Artikel 12. Vaststelling subsidie NWE of NSR

  • 1 In een geval als bedoeld in artikel 3, onder b, wordt de subsidie uiterlijk binnen 13 weken ambtshalve vastgesteld nadat:

    • a. voldaan is aan artikel 9, tweede lid, en

    • b. Stap 2 van het Projectvoorstel NWE of NSR geschikt is verklaard door het Programma Secretariaat van NWE of NSR.

  • 2 In een geval als bedoeld in artikel 3, onder b, wordt de subsidie uiterlijk binnen 13 weken ambtshalve vastgesteld nadat:

    • a. voldaan is aan artikel 9, derde lid, en

    • b. het projectvoorstel NWE of NSR geschikt is verklaard door het Programma Secretariaat van NWE of NSR.
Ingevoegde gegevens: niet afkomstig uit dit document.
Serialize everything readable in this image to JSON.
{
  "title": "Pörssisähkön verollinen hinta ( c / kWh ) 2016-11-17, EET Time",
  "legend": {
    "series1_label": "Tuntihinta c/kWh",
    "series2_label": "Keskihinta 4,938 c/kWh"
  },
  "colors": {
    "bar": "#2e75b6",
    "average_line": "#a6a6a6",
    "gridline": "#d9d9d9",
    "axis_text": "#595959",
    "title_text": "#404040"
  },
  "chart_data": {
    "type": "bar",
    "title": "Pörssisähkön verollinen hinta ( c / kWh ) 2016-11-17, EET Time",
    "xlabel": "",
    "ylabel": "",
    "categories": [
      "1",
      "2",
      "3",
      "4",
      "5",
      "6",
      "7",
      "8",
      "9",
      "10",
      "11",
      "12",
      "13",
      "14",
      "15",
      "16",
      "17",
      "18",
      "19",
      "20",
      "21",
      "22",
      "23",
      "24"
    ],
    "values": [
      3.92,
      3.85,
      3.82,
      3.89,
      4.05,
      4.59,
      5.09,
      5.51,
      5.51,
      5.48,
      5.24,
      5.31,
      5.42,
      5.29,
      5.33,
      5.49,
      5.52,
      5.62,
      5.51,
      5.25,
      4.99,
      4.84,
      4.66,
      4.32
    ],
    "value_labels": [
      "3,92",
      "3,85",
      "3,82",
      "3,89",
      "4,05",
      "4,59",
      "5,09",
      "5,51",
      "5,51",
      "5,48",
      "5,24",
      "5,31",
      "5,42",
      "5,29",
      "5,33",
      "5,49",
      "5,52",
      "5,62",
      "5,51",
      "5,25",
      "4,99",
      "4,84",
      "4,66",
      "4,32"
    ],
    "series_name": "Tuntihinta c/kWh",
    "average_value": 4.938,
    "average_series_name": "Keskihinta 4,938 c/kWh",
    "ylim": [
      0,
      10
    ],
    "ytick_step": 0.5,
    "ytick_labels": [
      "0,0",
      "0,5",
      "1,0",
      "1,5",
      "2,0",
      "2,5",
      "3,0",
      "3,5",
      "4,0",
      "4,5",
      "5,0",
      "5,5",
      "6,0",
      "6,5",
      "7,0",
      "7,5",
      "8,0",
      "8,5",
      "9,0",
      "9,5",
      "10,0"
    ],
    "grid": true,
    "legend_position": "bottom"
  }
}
  • 3 In afwijking van het eerste lid, wordt de subsidie uiterlijk binnen 13 weken ambtshalve op 50 procent van de verleende subsidie vastgesteld nadat:

    • a. Stap 1 geschikt is verklaard door het Programma Secretariaat van NWE of NSR, en

    • b. Stap 2 niet binnen 28 maanden na subsidieverlening is ingediend bij het Programma Secretariaat van NWE of NSR, of

    • c. Stap 2 niet geschikt is verklaard door het Programma Secretariaat van NWE of NSR.

  • 4 In afwijking van het eerste, tweede en derde lid wordt de subsidie uiterlijk binnen 13 weken ambtshalve op € 0 vastgesteld, indien:

Artikel 13. Evaluatie

Binnen zes maanden na het vervallen van deze regeling wordt een verslag gepubliceerd over de doeltreffendheid en de effecten van de subsidie in de praktijk.

Artikel 14. Inwerkingtreding

  • 1 Deze regeling treedt in werking met ingang van 1 januari 2022

  • 2 Deze regeling vervalt met ingang van 1 januari 2025 met dien verstande dat zij van toepassing blijft op subsidies die voor die datum zijn aangevraagd.

Deze regeling zal met de toelichting in de Staatscourant worden geplaatst.